Snape, a highly qualified, well trained professor, who has worked at Hogwarts for several years, was ‘astounded’ at Potter’s attitude. ‘I knew his father from my own schooldays,’ he told the Daily Prophet exclusively, ‘and he was an arrogant little swine. Good at classes, mind you, but he had it in his head-along with his friends-that he was too cool for school. Potter was a prankster, a joker, a bully. He strutted around the school like he owned the place, and everyone in it. Now, his son is every bit as horrible, as bratty, as selfish, and as vain. As a professor, I’ve had issues from hormonal sixth-year girls and pathetic brawls, but that Potter boy can cap them all.’

Of the first lesson, Snape said, ‘Potter demonstrated his complete idiocy- or perhaps it was a deliberate wind-up-when he couldn’t answer the simplest of questions from the book I had assigned the students. Another student, Granger, knew the answer to each, and as a big-headed celebrity, Potter couldn’t stand the thought of another person knowing the answer and him not, for the attention would then be off him. He decided to use attitude to amuse his classmates, but I stamped on it immediately. Later in the lesson, a notorious idiot named Longbottom melted his cauldron with an obvious mistake. Potter, who was sat beside him, did not warn Longbottom, thinking he’d look good compared to the boy’s mistake. I took a second point from Potter’s house, and he caused no more trouble.’

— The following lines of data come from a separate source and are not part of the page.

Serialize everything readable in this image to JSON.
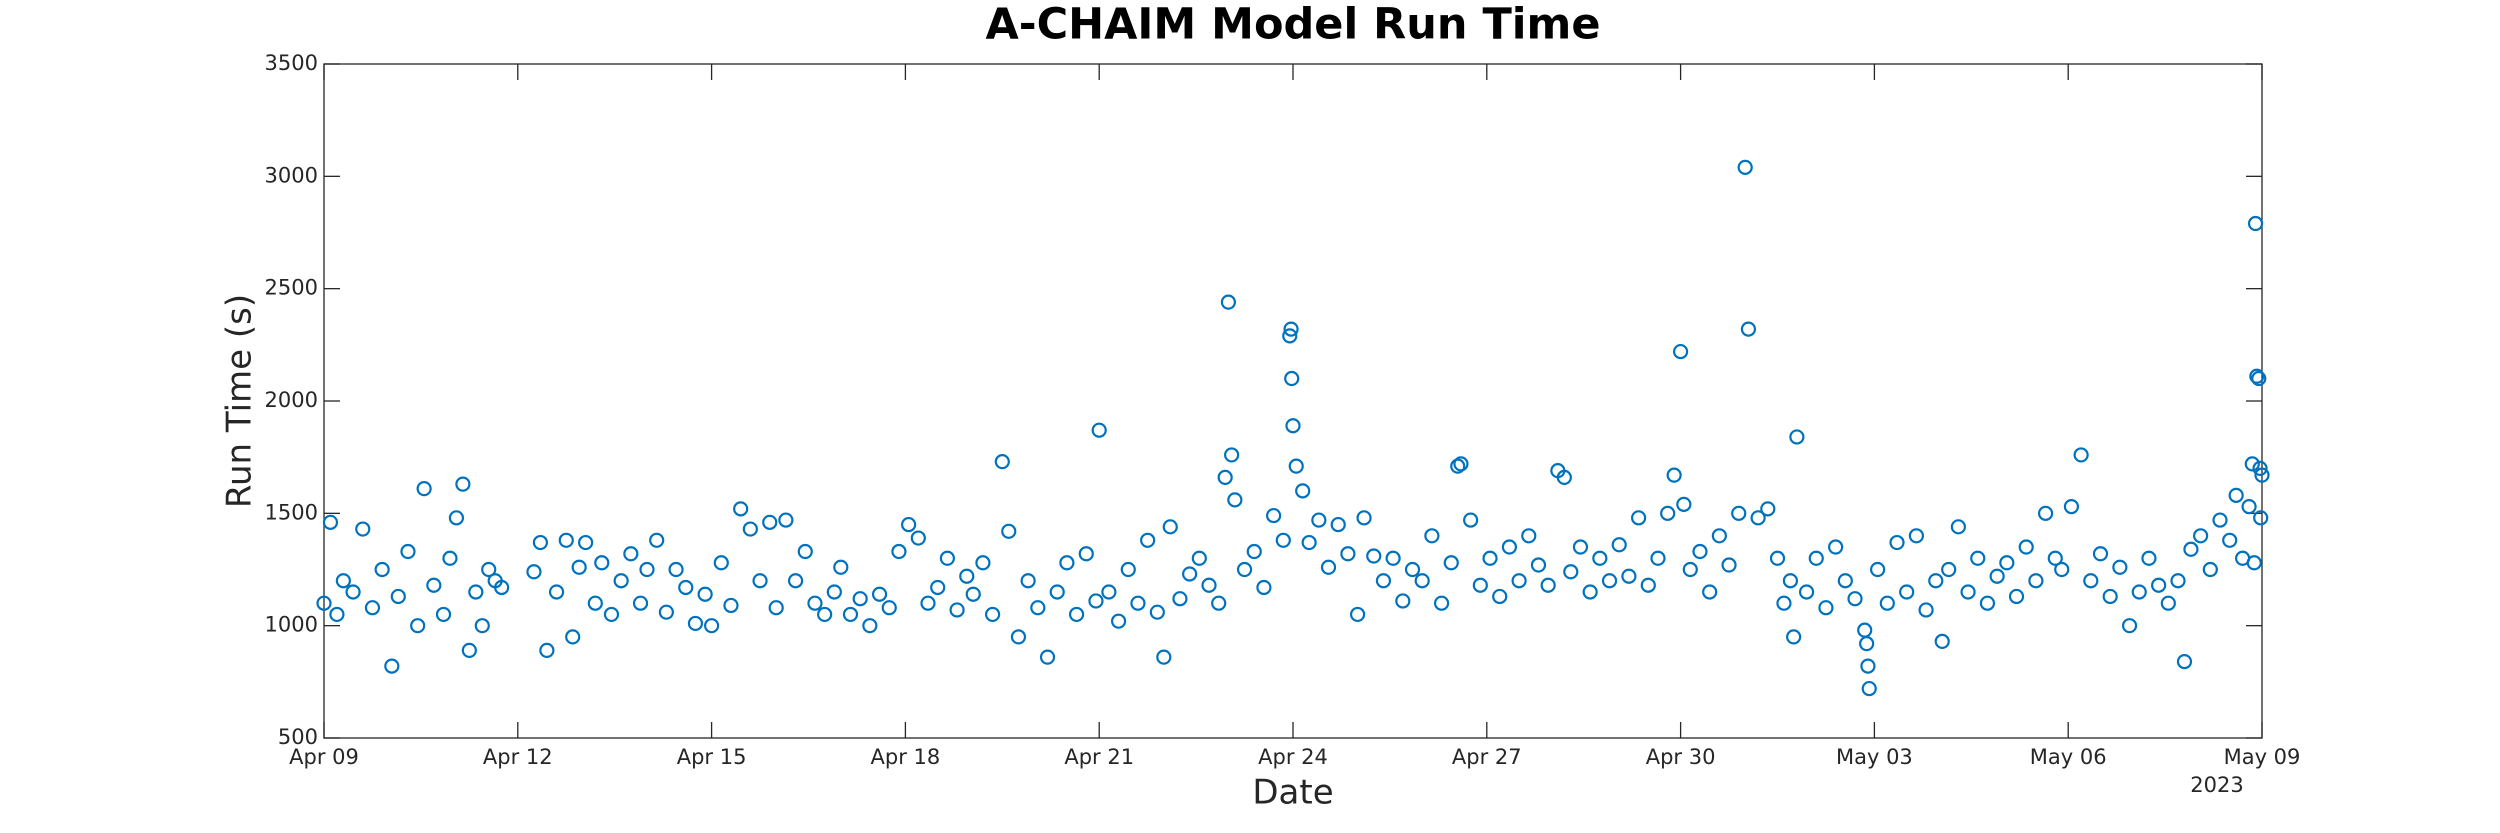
{
  "chart_data": {
    "type": "scatter",
    "title": "A-CHAIM Model Run Time",
    "x_label": "Date",
    "y_label": "Run Time (s)",
    "x_year_label": "2023",
    "color": "#0072bd",
    "marker": "open-circle",
    "grid": false,
    "xlim": [
      0,
      30
    ],
    "xticks": [
      {
        "value": 0,
        "label": "Apr 09"
      },
      {
        "value": 3,
        "label": "Apr 12"
      },
      {
        "value": 6,
        "label": "Apr 15"
      },
      {
        "value": 9,
        "label": "Apr 18"
      },
      {
        "value": 12,
        "label": "Apr 21"
      },
      {
        "value": 15,
        "label": "Apr 24"
      },
      {
        "value": 18,
        "label": "Apr 27"
      },
      {
        "value": 21,
        "label": "Apr 30"
      },
      {
        "value": 24,
        "label": "May 03"
      },
      {
        "value": 27,
        "label": "May 06"
      },
      {
        "value": 30,
        "label": "May 09"
      }
    ],
    "ylim": [
      500,
      3500
    ],
    "yticks": [
      500,
      1000,
      1500,
      2000,
      2500,
      3000,
      3500
    ],
    "x": [
      0,
      0.1,
      0.2,
      0.3,
      0.45,
      0.6,
      0.75,
      0.9,
      1.05,
      1.15,
      1.3,
      1.45,
      1.55,
      1.7,
      1.85,
      1.95,
      2.05,
      2.15,
      2.25,
      2.35,
      2.45,
      2.55,
      2.65,
      2.75,
      3.25,
      3.35,
      3.45,
      3.6,
      3.75,
      3.85,
      3.95,
      4.05,
      4.2,
      4.3,
      4.45,
      4.6,
      4.75,
      4.9,
      5,
      5.15,
      5.3,
      5.45,
      5.6,
      5.75,
      5.9,
      6,
      6.15,
      6.3,
      6.45,
      6.6,
      6.75,
      6.9,
      7,
      7.15,
      7.3,
      7.45,
      7.6,
      7.75,
      7.9,
      8,
      8.15,
      8.3,
      8.45,
      8.6,
      8.75,
      8.9,
      9.05,
      9.2,
      9.35,
      9.5,
      9.65,
      9.8,
      9.95,
      10.05,
      10.2,
      10.35,
      10.5,
      10.6,
      10.75,
      10.9,
      11.05,
      11.2,
      11.35,
      11.5,
      11.65,
      11.8,
      11.95,
      12,
      12.15,
      12.3,
      12.45,
      12.6,
      12.75,
      12.9,
      13,
      13.1,
      13.25,
      13.4,
      13.55,
      13.7,
      13.85,
      13.95,
      14,
      14.05,
      14.1,
      14.25,
      14.4,
      14.55,
      14.7,
      14.85,
      14.95,
      14.97,
      14.98,
      15,
      15.05,
      15.15,
      15.25,
      15.4,
      15.55,
      15.7,
      15.85,
      16,
      16.1,
      16.25,
      16.4,
      16.55,
      16.7,
      16.85,
      17,
      17.15,
      17.3,
      17.45,
      17.55,
      17.6,
      17.75,
      17.9,
      18.05,
      18.2,
      18.35,
      18.5,
      18.65,
      18.8,
      18.95,
      19.1,
      19.2,
      19.3,
      19.45,
      19.6,
      19.75,
      19.9,
      20.05,
      20.2,
      20.35,
      20.5,
      20.65,
      20.8,
      20.9,
      21,
      21.05,
      21.15,
      21.3,
      21.45,
      21.6,
      21.75,
      21.9,
      22,
      22.05,
      22.2,
      22.35,
      22.5,
      22.6,
      22.7,
      22.75,
      22.8,
      22.95,
      23.1,
      23.25,
      23.4,
      23.55,
      23.7,
      23.85,
      23.88,
      23.9,
      23.92,
      24.05,
      24.2,
      24.35,
      24.5,
      24.65,
      24.8,
      24.95,
      25.05,
      25.15,
      25.3,
      25.45,
      25.6,
      25.75,
      25.9,
      26.05,
      26.2,
      26.35,
      26.5,
      26.65,
      26.8,
      26.9,
      27.05,
      27.2,
      27.35,
      27.5,
      27.65,
      27.8,
      27.95,
      28.1,
      28.25,
      28.4,
      28.55,
      28.7,
      28.8,
      28.9,
      29.05,
      29.2,
      29.35,
      29.5,
      29.6,
      29.7,
      29.8,
      29.85,
      29.9,
      29.92,
      29.95,
      29.97,
      30,
      29.98,
      29.88
    ],
    "values": [
      1100,
      1460,
      1050,
      1200,
      1150,
      1430,
      1080,
      1250,
      820,
      1130,
      1330,
      1000,
      1610,
      1180,
      1050,
      1300,
      1480,
      1630,
      890,
      1150,
      1000,
      1250,
      1200,
      1170,
      1240,
      1370,
      890,
      1150,
      1380,
      950,
      1260,
      1370,
      1100,
      1280,
      1050,
      1200,
      1320,
      1100,
      1250,
      1380,
      1060,
      1250,
      1170,
      1010,
      1140,
      1000,
      1280,
      1090,
      1520,
      1430,
      1200,
      1460,
      1080,
      1470,
      1200,
      1330,
      1100,
      1050,
      1150,
      1260,
      1050,
      1120,
      1000,
      1140,
      1080,
      1330,
      1450,
      1390,
      1100,
      1170,
      1300,
      1070,
      1220,
      1140,
      1280,
      1050,
      1730,
      1420,
      950,
      1200,
      1080,
      860,
      1150,
      1280,
      1050,
      1320,
      1110,
      1870,
      1150,
      1020,
      1250,
      1100,
      1380,
      1060,
      860,
      1440,
      1120,
      1230,
      1300,
      1180,
      1100,
      1660,
      2440,
      1760,
      1560,
      1250,
      1330,
      1170,
      1490,
      1380,
      2290,
      2320,
      2100,
      1890,
      1710,
      1600,
      1370,
      1470,
      1260,
      1450,
      1320,
      1050,
      1480,
      1310,
      1200,
      1300,
      1110,
      1250,
      1200,
      1400,
      1100,
      1280,
      1710,
      1720,
      1470,
      1180,
      1300,
      1130,
      1350,
      1200,
      1400,
      1270,
      1180,
      1690,
      1660,
      1240,
      1350,
      1150,
      1300,
      1200,
      1360,
      1220,
      1480,
      1180,
      1300,
      1500,
      1670,
      2220,
      1540,
      1250,
      1330,
      1150,
      1400,
      1270,
      1500,
      3040,
      2320,
      1480,
      1520,
      1300,
      1100,
      1200,
      950,
      1840,
      1150,
      1300,
      1080,
      1350,
      1200,
      1120,
      980,
      920,
      820,
      720,
      1250,
      1100,
      1370,
      1150,
      1400,
      1070,
      1200,
      930,
      1250,
      1440,
      1150,
      1300,
      1100,
      1220,
      1280,
      1130,
      1350,
      1200,
      1500,
      1300,
      1250,
      1530,
      1760,
      1200,
      1320,
      1130,
      1260,
      1000,
      1150,
      1300,
      1180,
      1100,
      1200,
      840,
      1340,
      1400,
      1250,
      1470,
      1380,
      1580,
      1300,
      1530,
      1720,
      2790,
      2110,
      2100,
      1700,
      1670,
      1480,
      1280
    ]
  }
}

Potter was later overheard talking to his friends Weasley and Granger on the grounds, and he called Snape a ‘poisonous toad’.  We asked Snape what he thought of this insult. ‘I don’t care,’ the professor said mildly. ‘Potter’s opinion may be valuable as gold dust to some, but I could not care less, because at the end of the day, what does Potter’s opinion count for?’